During the musicSpace project and through engagement with musicologists at the University of Southampton and the musicological community more broadly (including stakeholders identified at Durham University and Royal Holloway) through musicSpace’s dissemination and demo activities, it was apparent that a number of crucial research and education tools have yet to be developed. The data required for these tools however is available, albeit in an unhelpful format. A prime example of a cited teaching aide for HE musicology students was that of a timeline visualisation. Currently the passage of time and influence of composers throughout history can only be understood by time-consuming information-triage across the multiple online musicology catalogues. If however linked data were available it would be possible to make use of the popular open source timeline software Simile to better understand the temporal relationship between composers. Students could then use the timeline as an entry point into the multiple online musicology catalogues rather than themselves having to perform an exhaustive search of each. A benefit to using a Linked Data approach here is that any other Linked Data sources can be added to the same timelines, so that correlations between other historical events and music can be shown on the timeline, providing additional context for end-users.
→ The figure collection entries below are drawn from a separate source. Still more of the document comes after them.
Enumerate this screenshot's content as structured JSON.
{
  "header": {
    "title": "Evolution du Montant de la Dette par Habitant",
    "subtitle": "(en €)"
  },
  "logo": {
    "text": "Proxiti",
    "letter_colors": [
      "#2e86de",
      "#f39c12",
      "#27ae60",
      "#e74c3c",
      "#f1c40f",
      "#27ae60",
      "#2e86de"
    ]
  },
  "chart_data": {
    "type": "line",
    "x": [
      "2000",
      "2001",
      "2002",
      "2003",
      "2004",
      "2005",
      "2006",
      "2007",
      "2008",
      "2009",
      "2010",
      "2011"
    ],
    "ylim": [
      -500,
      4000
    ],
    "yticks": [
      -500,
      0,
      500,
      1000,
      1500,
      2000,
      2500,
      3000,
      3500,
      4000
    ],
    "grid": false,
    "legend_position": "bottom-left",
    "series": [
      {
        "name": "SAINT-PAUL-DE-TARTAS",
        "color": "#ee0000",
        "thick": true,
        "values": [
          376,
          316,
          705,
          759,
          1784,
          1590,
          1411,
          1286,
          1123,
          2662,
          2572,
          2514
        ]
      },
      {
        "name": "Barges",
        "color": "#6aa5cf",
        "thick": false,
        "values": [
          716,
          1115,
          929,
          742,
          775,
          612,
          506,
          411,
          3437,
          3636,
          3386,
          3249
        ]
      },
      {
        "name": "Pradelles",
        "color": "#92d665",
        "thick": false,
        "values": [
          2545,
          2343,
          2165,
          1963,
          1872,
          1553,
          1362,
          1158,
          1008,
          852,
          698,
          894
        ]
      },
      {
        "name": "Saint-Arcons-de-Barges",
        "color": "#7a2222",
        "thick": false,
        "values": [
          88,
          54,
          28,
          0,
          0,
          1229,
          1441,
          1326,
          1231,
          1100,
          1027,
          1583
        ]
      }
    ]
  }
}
In order to directly unlock the benefits of the Linked Data to non-technical end-users, a Codex will be created on top of the data that will allow musicologists to search for items of interest, and to get links to all references to those items in the partner collections. For example, a user is interested in the works of Beethoven, and searches the Codex. The search finds all Linked Data that references Beethoven and offers links to all of the collections so that the user can quickly explore the data from those providers. These links include the musicSpace data partners as well as Linked Data publishers such as MusicBrainz, DBPedia and the BBC, allowing users to listen to works through the BBC iPlayer, using their existing Linked Data output which includes classical music performances on Radio 3. The Codex will also utilise the backlinks technology, developed by the co-located enAKTing project, to automatically update the codex’s links to show all catalogues that utilise our minted URIs, so that future uses of the URIs are exposed to users.
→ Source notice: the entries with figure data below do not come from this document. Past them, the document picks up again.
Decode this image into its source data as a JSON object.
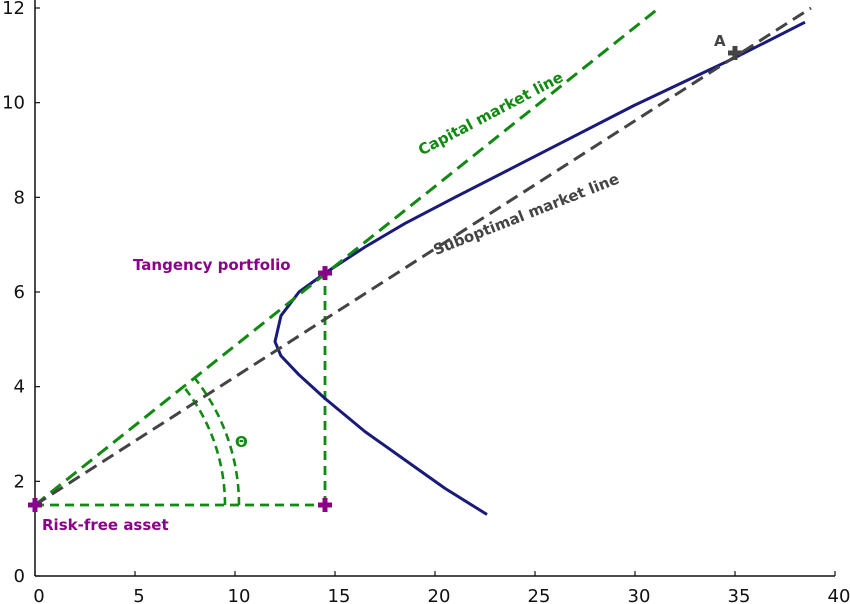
{
  "chart_data": {
    "type": "line",
    "title": "",
    "xlabel": "",
    "ylabel": "",
    "xlim": [
      0,
      40
    ],
    "ylim": [
      0,
      12
    ],
    "x_ticks": [
      0,
      5,
      10,
      15,
      20,
      25,
      30,
      35,
      40
    ],
    "y_ticks": [
      0,
      2,
      4,
      6,
      8,
      10,
      12
    ],
    "grid": false,
    "colors": {
      "frontier": "#1a1a7a",
      "capital_market_line": "#108a10",
      "suboptimal_market_line": "#444444",
      "points": "#8b008b",
      "point_a": "#444444",
      "axes": "#111111"
    },
    "series": [
      {
        "key": "frontier",
        "style": "solid",
        "x": [
          22.6,
          20.5,
          18.5,
          16.5,
          14.5,
          13.2,
          12.3,
          12.0,
          12.3,
          13.2,
          14.5,
          16.5,
          18.5,
          21,
          24,
          27,
          30,
          33,
          35,
          38.5
        ],
        "y": [
          1.3,
          1.85,
          2.45,
          3.05,
          3.75,
          4.25,
          4.65,
          4.95,
          5.5,
          6.0,
          6.4,
          6.95,
          7.45,
          8.0,
          8.65,
          9.3,
          9.95,
          10.55,
          10.95,
          11.7
        ]
      },
      {
        "key": "capital_market_line",
        "name": "Capital market line",
        "style": "dashed",
        "x": [
          0,
          31.2
        ],
        "y": [
          1.5,
          12.0
        ]
      },
      {
        "key": "suboptimal_market_line",
        "name": "Suboptimal market line",
        "style": "dashed",
        "x": [
          0,
          38.8
        ],
        "y": [
          1.5,
          12.0
        ]
      }
    ],
    "guides": [
      {
        "x": [
          0,
          14.5
        ],
        "y": [
          1.5,
          1.5
        ]
      },
      {
        "x": [
          14.5,
          14.5
        ],
        "y": [
          1.5,
          6.4
        ]
      }
    ],
    "arcs": [
      {
        "radius": 9.5
      },
      {
        "radius": 10.2
      }
    ],
    "points": [
      {
        "label": "Risk-free asset",
        "x": 0,
        "y": 1.5
      },
      {
        "label": "",
        "x": 14.5,
        "y": 1.5
      },
      {
        "label": "Tangency portfolio",
        "x": 14.5,
        "y": 6.4
      },
      {
        "label": "A",
        "x": 35,
        "y": 11.05
      }
    ],
    "annotations": {
      "capital_market_line": "Capital market line",
      "suboptimal_market_line": "Suboptimal market line",
      "tangency_portfolio": "Tangency portfolio",
      "risk_free_asset": "Risk-free asset",
      "point_a": "A",
      "theta": "Θ"
    }
  }
}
The project intends to produce the above prototype visualisations to meet the specific needs of students of musicologists and by proxy their educators and lecturers. In addition it will also provide rich documentation to allow future projects to make use of the underlying data that is being exposed. Documentation will also be provided to demonstrate how third party datasets, both currently known or not yet existing, can be joined with the published linked data to add additional information or meaning. Video tutorials on how to find Linked Data on the web, and how to explore it with the data we expose will be posted to YouTube and the project blog.
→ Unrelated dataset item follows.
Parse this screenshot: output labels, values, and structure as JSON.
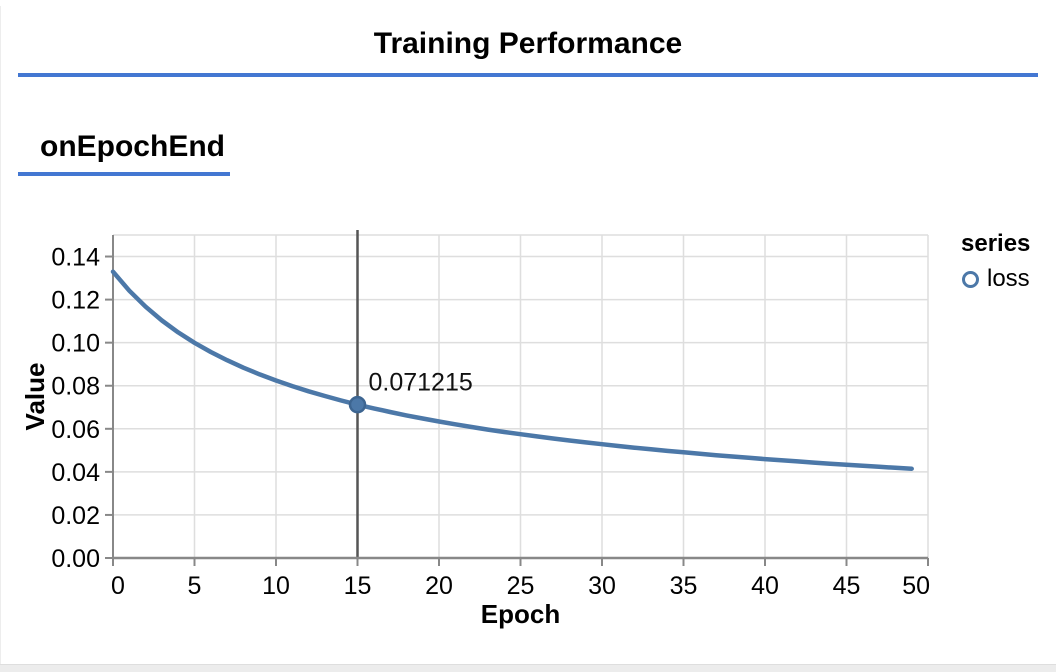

Explore and report on the opportunities and barriers in making content structured

It is anticipated that much will be learned through the alignment of multiple data sources and that the tools generated to aide this technique will be useful for other research domains. The project intends to regularly publish findings on the project blog specifically regarding the discovery of similar resources within dissimilar non-structured datasets and how best to converge these into a single canonical structured linked dataset.

More formalised discovery resulting from the efforts of the project will be deposited into the School of Electronics & Computer Science at the University of Southampton’s EPrints Open Access online repository.

One of the roles of the musicologist on this project is to highlight important sources within musicology that can be further leveraged by conversion into Linked Data.